Use of an intelligent control system to evaluate multiparametric effects on iron oxidation by thermophilic bacteria

Abstract

A learning-based intelligent control system, the BioExpert, was developed and applied to the evaluation of multiparametric effects on iron oxidation by enrichment cultures of moderately thermophilic, acidophilic mining bacteria. The control system acquired and analyzed the data and then selected and maintained the sets of conditions that were evaluated. Through multiple iterations, the BioExpert selected sets of conditions that resulted in improved iron oxidation rates. The results obtained with the BioExpert suggested that temperature and pH were coupled, or interactive, parameters. Elevated temperatures (51.5°C) in combination with a moderately high pH (pH 1.84) impaired the growth of and iron oxidation by the enrichment culture. Moderate-to-high oxidation rates were achieved with a relatively high pH in combination with a relatively low temperature or, conversely, with a relatively low pH in combination with a relatively high temperature.

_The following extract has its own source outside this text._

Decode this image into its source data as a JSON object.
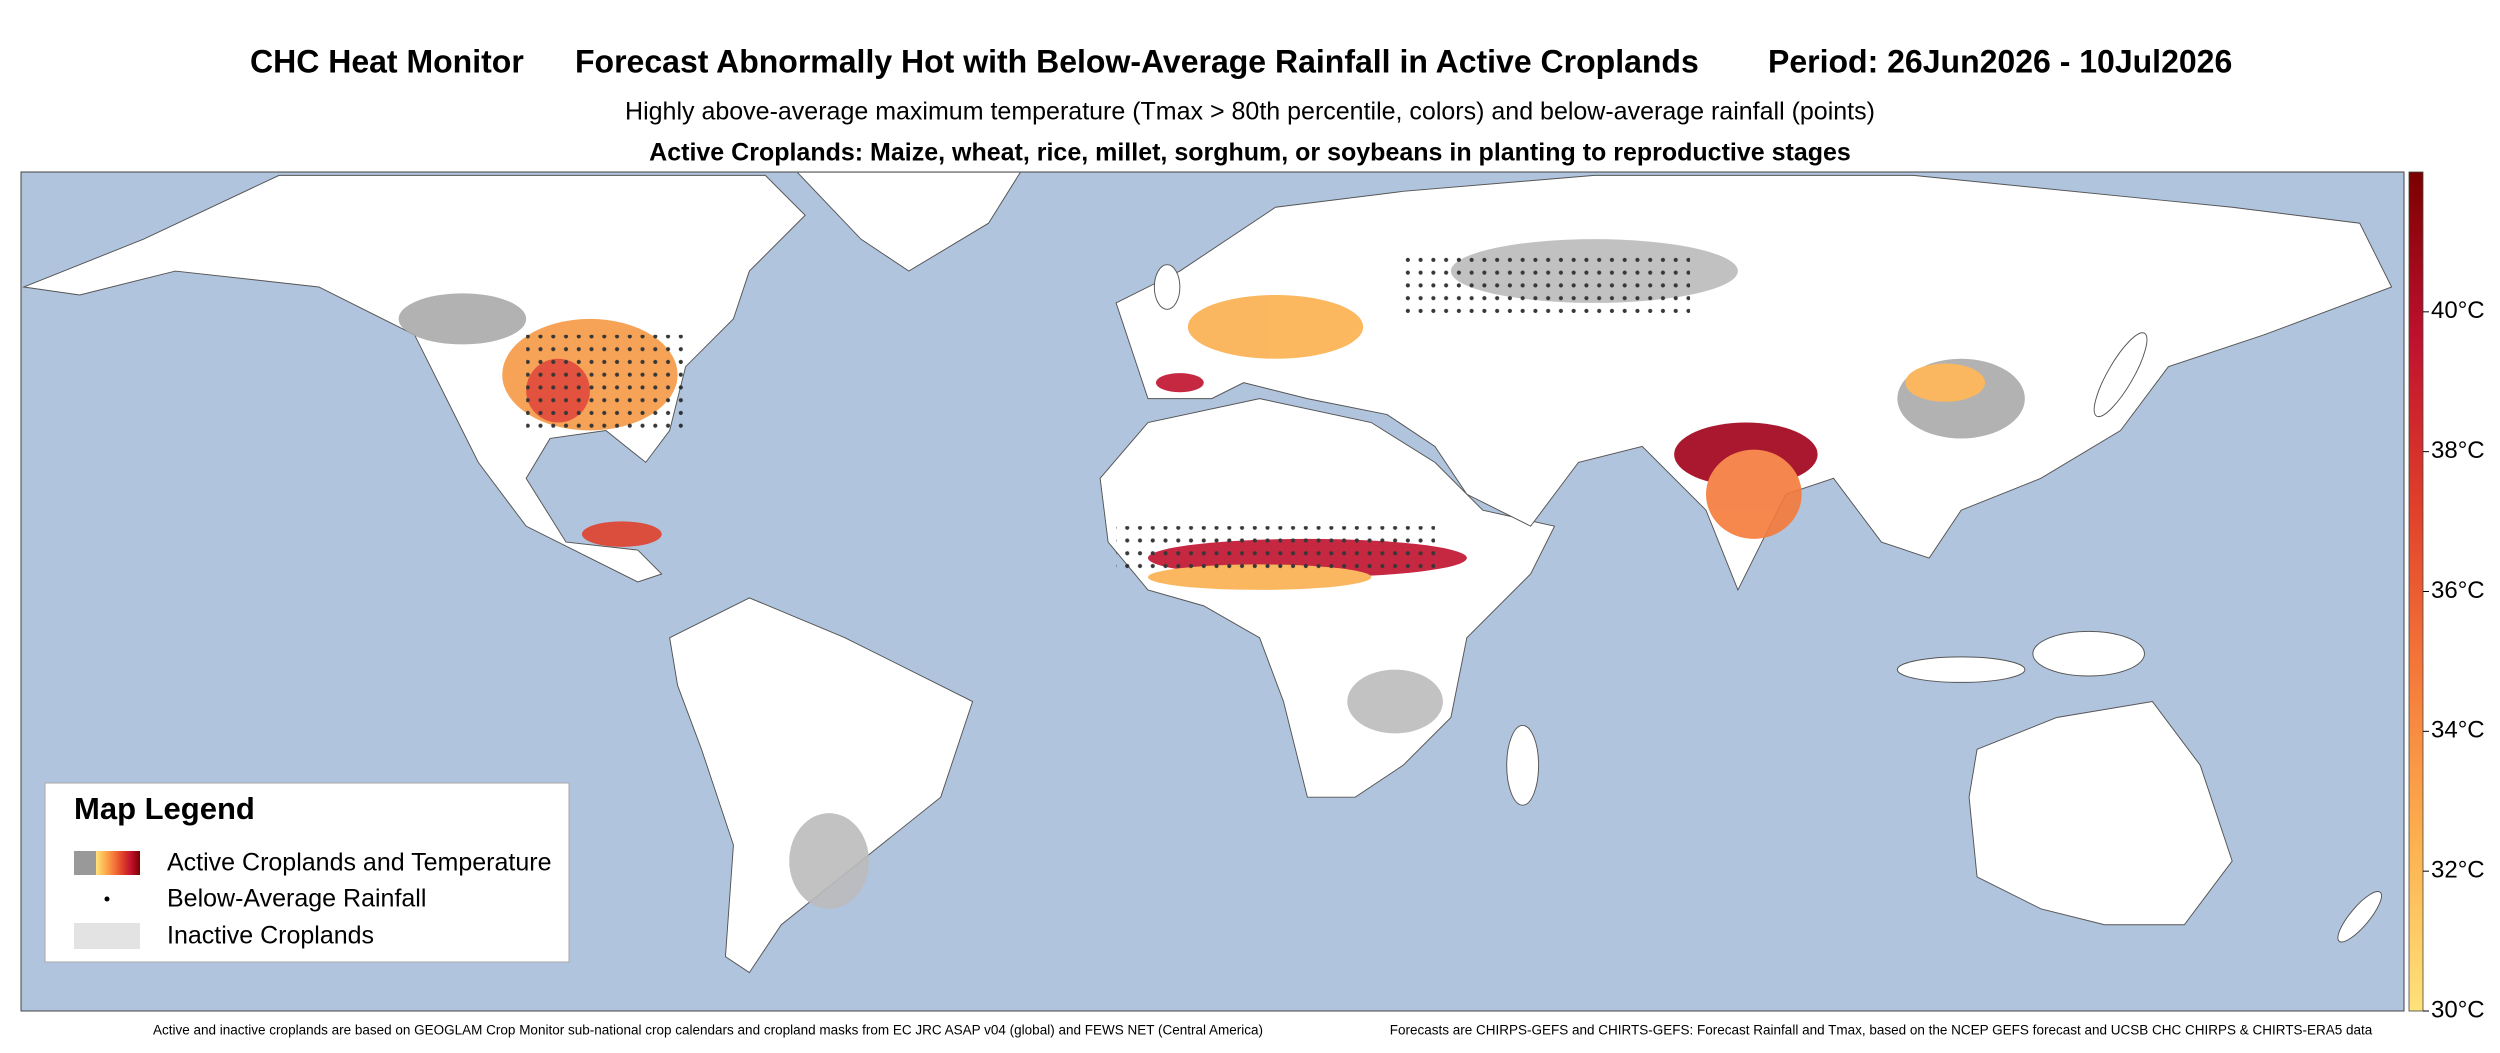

The interactive effect of pH and temperature was not apparent from the results obtained in an experiment in which temperature was the only parameter that was varied. When the BioExpert was applied to a mixed culture containing mesophilic and thermophilic bacteria, the computer 'learned' that pH 1.8, 45°C, and an inlet iron concentration from 30 to 35 mM were most favorable for iron oxidation. In conclusion, this study demonstrated that the learning- based intelligent control system BioExpert was an effective experimental tool that can be used to examine multiparametric effects on the growth and metabolic activity of mining bacteria.